The CHOOSEMATHS Grants are part of a broader program being delivered by AMSI Schools with support from BHP Billiton to turn the tide on Australia’s maths deficit and strengthen maths education and participation of women across the discipline. What do you see as the big challenges facing maths in Australia, particularly for women?

I do not think women should experience any bigger challenges that men do. The only challenge I personally see, is the lack of training resources at universities available to Master and PhD students. Maths, statistics and Bioinformatics courses should be promoted and given to Master and PhD students, as these subjects are extremely valuable and necessary to science students in particular.

Did you always want to pursue a career in maths? Were you encouraged to study these subjects at school? Do any particular mentors come to mind? Any outstanding teachers?

I very much enjoyed maths in high school. Some high school teachers certainly had a positive impact on my later (science) career choices. Unfortunately I haven’t been exposed to much mathematics later during my Bachelor in Biological Sciences program, except for a few courses in which models where used (e.g.: metabolism, ecology), one statistics course, and one course in bioinformatics where we were taught how to navigate through publicly available online databases. I think mathematics and statistics courses should be made available to Master and PhD students. This would enhance the quality of their projects.
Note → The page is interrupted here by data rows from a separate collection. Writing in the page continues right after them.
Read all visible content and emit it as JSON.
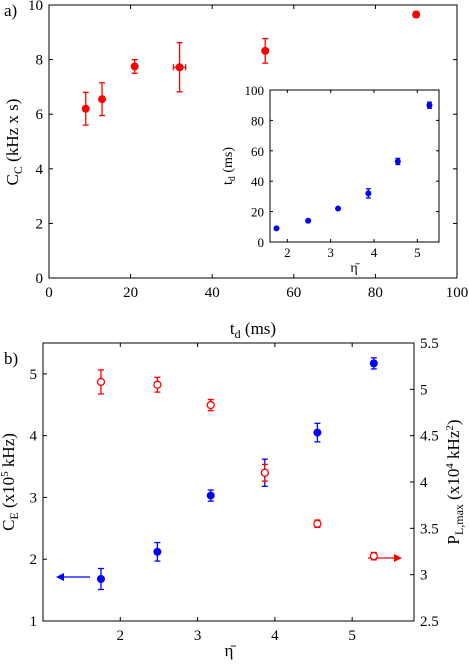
{
  "chart_data": [
    {
      "panel_label": "a)",
      "type": "scatter",
      "xlabel_main": "t",
      "xlabel_sub": "d",
      "xlabel_unit": " (ms)",
      "ylabel_main": "C",
      "ylabel_sub": "C",
      "ylabel_unit": " (kHz x s)",
      "xlim": [
        0,
        100
      ],
      "ylim": [
        0,
        10
      ],
      "xticks": [
        0,
        20,
        40,
        60,
        80,
        100
      ],
      "yticks": [
        0,
        2,
        4,
        6,
        8,
        10
      ],
      "color": "#ff0000",
      "marker": "filled-circle",
      "points": [
        {
          "x": 9,
          "y": 6.2,
          "yerr": 0.6,
          "xerr": 0
        },
        {
          "x": 13,
          "y": 6.55,
          "yerr": 0.6,
          "xerr": 0
        },
        {
          "x": 21,
          "y": 7.75,
          "yerr": 0.25,
          "xerr": 0
        },
        {
          "x": 32,
          "y": 7.72,
          "yerr": 0.9,
          "xerr": 1.5
        },
        {
          "x": 53,
          "y": 8.32,
          "yerr": 0.45,
          "xerr": 0
        },
        {
          "x": 90,
          "y": 9.65,
          "yerr": 0.1,
          "xerr": 0
        }
      ]
    },
    {
      "panel_label": "inset",
      "type": "scatter",
      "xlabel": "η̄",
      "ylabel_main": "t",
      "ylabel_sub": "d",
      "ylabel_unit": " (ms)",
      "xlim": [
        1.6,
        5.5
      ],
      "ylim": [
        0,
        100
      ],
      "xticks": [
        2,
        3,
        4,
        5
      ],
      "yticks": [
        0,
        20,
        40,
        60,
        80,
        100
      ],
      "color": "#0000ff",
      "marker": "filled-circle",
      "points": [
        {
          "x": 1.75,
          "y": 9,
          "yerr": 0
        },
        {
          "x": 2.48,
          "y": 14,
          "yerr": 0
        },
        {
          "x": 3.17,
          "y": 22,
          "yerr": 0
        },
        {
          "x": 3.87,
          "y": 32,
          "yerr": 3
        },
        {
          "x": 4.55,
          "y": 53,
          "yerr": 2
        },
        {
          "x": 5.28,
          "y": 90,
          "yerr": 2
        }
      ]
    },
    {
      "panel_label": "b)",
      "type": "scatter",
      "xlabel": "η̄",
      "ylabel_left_main": "C",
      "ylabel_left_sub": "E",
      "ylabel_left_unit": " (x10",
      "ylabel_left_exp": "5",
      "ylabel_left_tail": " kHz)",
      "ylabel_right_main": "P",
      "ylabel_right_sub": "L,max",
      "ylabel_right_unit": " (x10",
      "ylabel_right_exp": "4",
      "ylabel_right_tail": " kHz",
      "ylabel_right_exp2": "2",
      "ylabel_right_close": ")",
      "xlim": [
        1.0,
        5.8
      ],
      "ylim_left": [
        1,
        5.5
      ],
      "ylim_right": [
        2.5,
        5.5
      ],
      "xticks": [
        2,
        3,
        4,
        5
      ],
      "yticks_left": [
        1,
        2,
        3,
        4,
        5
      ],
      "yticks_right": [
        2.5,
        3,
        3.5,
        4,
        4.5,
        5,
        5.5
      ],
      "series": [
        {
          "name": "C_E",
          "axis": "left",
          "color": "#0000ff",
          "marker": "filled-circle",
          "points": [
            {
              "x": 1.75,
              "y": 1.68,
              "yerr": 0.17
            },
            {
              "x": 2.48,
              "y": 2.12,
              "yerr": 0.15
            },
            {
              "x": 3.17,
              "y": 3.03,
              "yerr": 0.09
            },
            {
              "x": 3.87,
              "y": 3.4,
              "yerr": 0.22
            },
            {
              "x": 4.55,
              "y": 4.05,
              "yerr": 0.15
            },
            {
              "x": 5.28,
              "y": 5.17,
              "yerr": 0.09
            }
          ]
        },
        {
          "name": "P_L,max",
          "axis": "right",
          "color": "#ff0000",
          "marker": "open-circle",
          "points": [
            {
              "x": 1.75,
              "y": 5.08,
              "yerr": 0.13
            },
            {
              "x": 2.48,
              "y": 5.05,
              "yerr": 0.08
            },
            {
              "x": 3.17,
              "y": 4.83,
              "yerr": 0.06
            },
            {
              "x": 3.87,
              "y": 4.1,
              "yerr": 0.09
            },
            {
              "x": 4.55,
              "y": 3.55,
              "yerr": 0.04
            },
            {
              "x": 5.28,
              "y": 3.2,
              "yerr": 0.04
            }
          ]
        }
      ]
    }
  ]
}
Where do you see yourself in five or ten years time?

Working in an institute/industry developing diagnostic tools for Inflammatory Bowel Diseases (IBD) and developing therapeutics to shift IBD patients’ disease state towards a healthy state.

Any other feedback/comments you would like to provide on the CHOOSEMATHS grant or AMSI BioInfoSummer 2017?

Thank you for AMSI BioInfoSummer 2017! It was a great experience!